The recent “Is TDD Dead?” hangout between DHH, Martin Fowler and Kent Beck has made the level of dissatisfaction about too much mocking and stubbing when writing automated tests pretty clear. DHH expressed his strong opinions about fundamentalism around tests that can’t access collaborators. This has also been a key point in Martin’s recent post. The three of them claimed to “mock almost nothing”.
The “Can you sleep at night?” test
Kent Beck emphasized, that at the end of the day as developers/programmers, it’s our job to make sure we sleep at night knowing we didn’t break anything. Very different from early days when developers would just commit code and wait for a different group of people - the testers - to make sure nothing had been broken. This is one of the main purposes of an automated suite of tests, regardless of whether it has been written in a “test first” way or after the code. The objective of the tests is to make sure things are working and that the new code doesn’t cause any problems with the existing code. We do not get this level of confidence if we have a test that mocks or stubs all its collaborators. I’ll explain why.
Why is mocking/stubbing dangerous?
Mocks and Stubs are not evil per se. However, as with any other tool, it’s the way we use them that makes them bad. The problem is not when we stub or mock external dependencies like web service calls or other integration points. The main issues emerge when we isolate our code from our own code. Tautological TDD is an anti-pattern that explains some of the reasons why mocking and stubbing too much is dangerous. It was said during the hangout, “If I use TDD I can refactor”. But, what happens if your test is too white box and knows so much about how things are implemented that if you refactor something, your test fails and you have to refactor your test? It entirely defeats the purpose of having a test to make sure that you didn’t break anything with your changes.

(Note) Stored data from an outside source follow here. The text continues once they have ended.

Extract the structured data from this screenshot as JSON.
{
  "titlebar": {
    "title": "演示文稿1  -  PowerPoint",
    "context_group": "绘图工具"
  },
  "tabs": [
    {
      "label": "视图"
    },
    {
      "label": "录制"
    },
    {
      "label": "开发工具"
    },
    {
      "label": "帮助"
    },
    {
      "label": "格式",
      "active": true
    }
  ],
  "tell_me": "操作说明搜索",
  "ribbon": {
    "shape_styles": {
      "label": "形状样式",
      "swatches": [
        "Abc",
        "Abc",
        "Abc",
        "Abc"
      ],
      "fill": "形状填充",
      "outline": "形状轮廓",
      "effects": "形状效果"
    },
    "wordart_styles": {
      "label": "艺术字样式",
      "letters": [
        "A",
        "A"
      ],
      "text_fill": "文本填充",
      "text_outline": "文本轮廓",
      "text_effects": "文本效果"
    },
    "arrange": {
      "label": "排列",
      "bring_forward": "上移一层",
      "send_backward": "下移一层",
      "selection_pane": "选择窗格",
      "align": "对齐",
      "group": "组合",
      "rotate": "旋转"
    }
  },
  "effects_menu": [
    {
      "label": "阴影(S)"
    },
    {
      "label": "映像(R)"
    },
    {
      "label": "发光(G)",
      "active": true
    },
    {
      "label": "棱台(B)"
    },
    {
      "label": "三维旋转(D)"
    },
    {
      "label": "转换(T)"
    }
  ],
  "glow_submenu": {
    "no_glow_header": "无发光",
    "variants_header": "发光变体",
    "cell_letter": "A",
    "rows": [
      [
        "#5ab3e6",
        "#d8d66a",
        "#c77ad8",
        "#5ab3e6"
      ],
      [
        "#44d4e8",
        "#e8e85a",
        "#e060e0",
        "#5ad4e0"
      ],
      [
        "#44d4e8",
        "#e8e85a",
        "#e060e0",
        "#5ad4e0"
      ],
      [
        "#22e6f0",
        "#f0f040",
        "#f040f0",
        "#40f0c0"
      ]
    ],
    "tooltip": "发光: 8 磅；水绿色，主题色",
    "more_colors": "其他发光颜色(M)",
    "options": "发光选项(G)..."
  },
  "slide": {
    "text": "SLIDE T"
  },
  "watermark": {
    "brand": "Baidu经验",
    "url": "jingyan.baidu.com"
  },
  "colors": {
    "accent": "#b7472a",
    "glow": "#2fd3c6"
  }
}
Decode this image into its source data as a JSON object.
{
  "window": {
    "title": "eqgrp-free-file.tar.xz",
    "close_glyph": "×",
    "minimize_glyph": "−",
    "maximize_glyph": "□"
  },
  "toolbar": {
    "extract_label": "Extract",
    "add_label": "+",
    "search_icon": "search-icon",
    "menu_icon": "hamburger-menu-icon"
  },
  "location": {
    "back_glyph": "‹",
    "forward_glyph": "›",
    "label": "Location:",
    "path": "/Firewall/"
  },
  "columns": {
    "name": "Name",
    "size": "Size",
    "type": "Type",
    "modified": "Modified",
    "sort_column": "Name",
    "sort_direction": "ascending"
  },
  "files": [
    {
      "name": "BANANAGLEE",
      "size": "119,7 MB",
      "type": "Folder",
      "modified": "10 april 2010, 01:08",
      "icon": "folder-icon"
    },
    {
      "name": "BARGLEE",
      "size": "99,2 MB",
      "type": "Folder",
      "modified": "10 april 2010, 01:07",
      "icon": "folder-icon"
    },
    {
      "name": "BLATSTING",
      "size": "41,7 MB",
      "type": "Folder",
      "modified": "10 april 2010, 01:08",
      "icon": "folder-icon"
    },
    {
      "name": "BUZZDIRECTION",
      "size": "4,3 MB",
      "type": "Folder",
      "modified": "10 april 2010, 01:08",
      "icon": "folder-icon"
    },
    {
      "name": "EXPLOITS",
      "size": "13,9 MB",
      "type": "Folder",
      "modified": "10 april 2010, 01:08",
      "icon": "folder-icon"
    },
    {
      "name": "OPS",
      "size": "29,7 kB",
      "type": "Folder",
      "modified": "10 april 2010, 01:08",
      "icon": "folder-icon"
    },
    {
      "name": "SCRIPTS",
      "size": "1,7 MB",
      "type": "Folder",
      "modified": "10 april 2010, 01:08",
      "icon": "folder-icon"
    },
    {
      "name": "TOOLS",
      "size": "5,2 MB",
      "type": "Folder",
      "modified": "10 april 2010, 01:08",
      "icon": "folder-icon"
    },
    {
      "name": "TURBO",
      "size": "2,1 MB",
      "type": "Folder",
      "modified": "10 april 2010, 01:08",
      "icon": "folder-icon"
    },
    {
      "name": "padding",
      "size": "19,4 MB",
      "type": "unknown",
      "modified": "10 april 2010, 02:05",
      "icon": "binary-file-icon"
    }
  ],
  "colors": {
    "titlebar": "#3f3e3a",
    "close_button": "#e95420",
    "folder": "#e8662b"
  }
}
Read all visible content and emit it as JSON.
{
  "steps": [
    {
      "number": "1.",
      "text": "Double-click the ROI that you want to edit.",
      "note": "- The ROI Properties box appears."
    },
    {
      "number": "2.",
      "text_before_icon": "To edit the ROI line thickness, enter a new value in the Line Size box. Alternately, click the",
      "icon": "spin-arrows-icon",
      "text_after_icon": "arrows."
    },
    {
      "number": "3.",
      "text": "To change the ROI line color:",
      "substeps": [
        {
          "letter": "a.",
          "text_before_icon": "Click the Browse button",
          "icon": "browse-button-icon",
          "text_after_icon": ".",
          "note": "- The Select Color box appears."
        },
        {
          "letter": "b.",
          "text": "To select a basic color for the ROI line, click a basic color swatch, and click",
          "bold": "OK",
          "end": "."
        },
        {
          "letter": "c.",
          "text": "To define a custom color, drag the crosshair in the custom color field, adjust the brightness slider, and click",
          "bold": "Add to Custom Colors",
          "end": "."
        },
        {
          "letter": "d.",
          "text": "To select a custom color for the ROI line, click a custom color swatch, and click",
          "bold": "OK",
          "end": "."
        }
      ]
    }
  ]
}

When testing the controller, mockists would decide to isolate the model, and then mock or stub the method errors on the model. Ruby, dynamic as it is, and testing frameworks like Mocha, allow us to stub/mock the model.
If you pay attention, the method in the model is called errors (plural). However, the controller has a problem because it’s calling it in singular error. Which means that the code is wrong! But…the test passes! What do I have here? A false positive. A green test giving the developer some sense of security, when their code is actually wrong. Not only could the name of the methods be wrong, but also their interface. Recently, after upgrading a dependency, I discovered that a method that was being “stubbed” in several unit tests changed its return contract: instead of returning nil it returns an empty array, for when there are no errors. And, once again, our tests are green, but the code is broken. Furthermore, not only names and interfaces, but also most importantly the behavior of the code could be wrong. Wrong methods could be called, but if the test is too white box and only checks for interactions, the test will pass and the developers will think they’re sleeping well and safe at night, when their code is broken, sometimes already in production, where problems will be caught by real users. Believe me, I’ve seen this happen, have you?
So what’s the purpose of these tests that only look for collaborator’s interactions and mocks more than what it needs to? It’s better not to have them; at least we would have known we had to test this behaviour from a different level. The 3 gurus vigorously discussed this topic as well: What is a Unit?
How do you define a “Unit”?
The unit to be tested is the entire point of confusion and debate. As Martin pointed out “Object-oriented design tends to treat a class as the unit, procedural or functional approaches might consider a single function as a unit”, when the unit is actually a behavior. It has to be up to the developers, without any fundamentalism, to determine what a unit is. Think about the depth of your tests (DOT) and make sure you make them shallow enough that you can test one behavior. The image below illustrates the concept of DOT.
It’s not necessarily a class or a method or a function, but it’s whatever YOU, as the developer writing the code and the test, decide it to be based on your design and your boundaries. And, of course, if after determining the depth of your test you still need some stubs or mocks underneath its boundaries, go for it. But let’s stop mocking and stubbing just because we can or think we have to.